シミと黒子は、形や色が似ているため混同しやすいです。しかし、この2つには明確な違いがあります。
- シミ: 角質層が厚くなってできるため、皮膚表面より盛り上がっているのが特徴です。
- 黒子: 皮膚表面にメラニン細胞が増加してでき、盛り上がらず皮膚表面と同じ高さで、褐色や黒色を帯びる場合が多いです。
つまり、皮膚表面と同じ高さか、それとも盛り上がっているかでシミと黒子を区別できます。
シミ、レーザーで一度に除去できますか?
シミは完全に除去することが治療の目標です。過去には手術的な方法を用いることもありましたが、最近では主にレーザーを用いて該当部位を削り取る方法で治療します。

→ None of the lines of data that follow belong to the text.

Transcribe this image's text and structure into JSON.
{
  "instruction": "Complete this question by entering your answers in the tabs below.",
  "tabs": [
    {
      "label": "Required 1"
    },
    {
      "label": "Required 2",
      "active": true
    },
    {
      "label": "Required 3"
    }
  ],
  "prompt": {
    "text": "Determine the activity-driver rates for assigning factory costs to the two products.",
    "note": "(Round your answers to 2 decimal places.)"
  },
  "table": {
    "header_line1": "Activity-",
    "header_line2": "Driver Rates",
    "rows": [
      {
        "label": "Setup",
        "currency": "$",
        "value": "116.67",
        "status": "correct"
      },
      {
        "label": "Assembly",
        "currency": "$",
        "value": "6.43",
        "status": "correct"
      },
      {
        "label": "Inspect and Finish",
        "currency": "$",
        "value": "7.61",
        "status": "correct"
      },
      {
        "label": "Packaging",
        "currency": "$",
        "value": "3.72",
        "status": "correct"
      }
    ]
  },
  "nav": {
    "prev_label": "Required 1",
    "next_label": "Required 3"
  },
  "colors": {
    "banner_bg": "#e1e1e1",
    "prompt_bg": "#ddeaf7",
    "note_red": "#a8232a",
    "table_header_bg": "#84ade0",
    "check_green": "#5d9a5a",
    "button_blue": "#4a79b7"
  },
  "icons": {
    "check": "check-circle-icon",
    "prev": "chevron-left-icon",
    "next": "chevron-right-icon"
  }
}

- 厚いシミ: CO2レーザーを用いて削り取る治療を行います。施術後にはデュオダームのような再生テープを貼る必要があります。
- 薄くて黒いシミ(黒子に近い場合): 色素レーザーを用いて治療が可能です。この場合、施術後に別途ドレッシングをしなくても傷がよく治り、傷跡が残りにくいです。
一般的にシミはレーザーを用いて削り取ると、一度の施術で除去が可能な場合が多いです。ただし、根が深すぎたり、サイズが非常に大きい場合には、あと1、2回施術が必要になることもあります。シミは加齢とともにできる疾患であるため、年を取ると他の部位に再びできる可能性はあります。
レーザー治療後にできる色素沈着、シミの再発ですか?
レーザーでシミを除去した後、まれに施術部位に褐色や黒色の色素沈着が残る場合があります。これはシミが再発したのではなく、炎症後色素沈着という現象です。

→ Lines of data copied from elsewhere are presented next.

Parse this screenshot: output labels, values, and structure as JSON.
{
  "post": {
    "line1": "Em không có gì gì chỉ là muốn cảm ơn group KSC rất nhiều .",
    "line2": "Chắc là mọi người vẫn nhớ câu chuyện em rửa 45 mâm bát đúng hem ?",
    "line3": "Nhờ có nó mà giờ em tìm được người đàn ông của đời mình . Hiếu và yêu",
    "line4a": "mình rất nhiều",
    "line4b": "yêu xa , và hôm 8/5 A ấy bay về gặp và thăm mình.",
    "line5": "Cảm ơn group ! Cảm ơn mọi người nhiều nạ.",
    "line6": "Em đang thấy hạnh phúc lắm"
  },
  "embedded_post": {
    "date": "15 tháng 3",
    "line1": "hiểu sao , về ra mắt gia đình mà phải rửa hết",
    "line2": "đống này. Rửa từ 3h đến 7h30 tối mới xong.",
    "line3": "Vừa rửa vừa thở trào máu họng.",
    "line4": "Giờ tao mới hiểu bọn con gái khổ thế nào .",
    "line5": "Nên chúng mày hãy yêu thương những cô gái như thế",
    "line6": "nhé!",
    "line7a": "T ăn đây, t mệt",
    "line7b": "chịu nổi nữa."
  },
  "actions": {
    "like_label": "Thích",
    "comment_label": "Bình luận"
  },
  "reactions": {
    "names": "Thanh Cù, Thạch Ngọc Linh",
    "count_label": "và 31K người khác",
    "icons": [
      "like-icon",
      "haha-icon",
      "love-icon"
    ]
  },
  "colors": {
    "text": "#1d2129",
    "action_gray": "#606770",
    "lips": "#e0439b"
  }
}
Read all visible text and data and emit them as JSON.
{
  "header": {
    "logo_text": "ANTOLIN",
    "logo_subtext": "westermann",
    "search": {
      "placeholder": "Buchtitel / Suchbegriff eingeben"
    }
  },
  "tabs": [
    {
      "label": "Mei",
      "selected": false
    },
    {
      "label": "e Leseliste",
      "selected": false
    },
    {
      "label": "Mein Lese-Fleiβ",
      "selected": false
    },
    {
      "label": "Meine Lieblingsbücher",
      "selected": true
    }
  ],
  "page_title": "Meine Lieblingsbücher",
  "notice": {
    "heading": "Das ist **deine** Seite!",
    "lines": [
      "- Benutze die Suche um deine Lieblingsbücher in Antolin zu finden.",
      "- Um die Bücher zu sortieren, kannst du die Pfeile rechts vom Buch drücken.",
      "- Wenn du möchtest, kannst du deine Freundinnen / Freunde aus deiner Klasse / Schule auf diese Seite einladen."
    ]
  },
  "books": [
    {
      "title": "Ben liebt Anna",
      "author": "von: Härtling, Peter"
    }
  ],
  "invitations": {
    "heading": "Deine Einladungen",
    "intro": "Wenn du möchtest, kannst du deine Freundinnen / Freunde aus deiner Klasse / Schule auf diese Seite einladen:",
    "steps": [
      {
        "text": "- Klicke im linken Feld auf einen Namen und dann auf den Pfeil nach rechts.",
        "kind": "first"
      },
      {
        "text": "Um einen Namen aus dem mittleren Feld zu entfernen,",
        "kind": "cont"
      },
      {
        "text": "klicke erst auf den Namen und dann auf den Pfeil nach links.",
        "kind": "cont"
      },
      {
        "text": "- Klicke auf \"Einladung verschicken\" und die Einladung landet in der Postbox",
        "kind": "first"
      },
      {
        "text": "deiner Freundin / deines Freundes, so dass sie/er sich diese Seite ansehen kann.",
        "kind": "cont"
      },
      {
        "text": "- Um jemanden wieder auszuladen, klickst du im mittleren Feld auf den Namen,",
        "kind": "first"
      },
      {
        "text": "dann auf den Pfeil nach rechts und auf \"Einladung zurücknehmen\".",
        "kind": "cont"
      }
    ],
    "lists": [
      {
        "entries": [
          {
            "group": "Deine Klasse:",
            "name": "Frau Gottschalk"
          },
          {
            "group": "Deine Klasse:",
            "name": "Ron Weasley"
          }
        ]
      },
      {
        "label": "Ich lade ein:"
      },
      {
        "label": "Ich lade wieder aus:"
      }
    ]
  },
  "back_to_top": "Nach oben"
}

シミは盛り上がっているのに対し、炎症後色素沈着は皮膚表面が盛り上がらず、単に色だけが変わるのが違いです。一般的に、このような色素沈着は時間が経つにつれて自然に改善されます。もし改善期間を短縮したい場合は、美白軟膏を使用したり、レーザートーニングのような方法を検討することができます。
シミ、民間療法で除去してもいいですか?
過去にはシミをなくすために、自宅で酢、小麦粉、重曹などを用いる民間療法が試みられることもありました。しかし、このような方法は非常に危険です。
特に強い氷酢酸のような酸性物質は、皮膚を溶かし、正確な深さでシミを除去することが困難です。むしろ二次的な火傷や傷跡を誘発し、病院を訪れるケースが多いです。
したがって、シミは民間療法で除去しようとせず、皮膚科で簡単かつ安全に除去することをお勧めします。皮膚科専門医と相談し、適切な治療方法を選択することが重要です。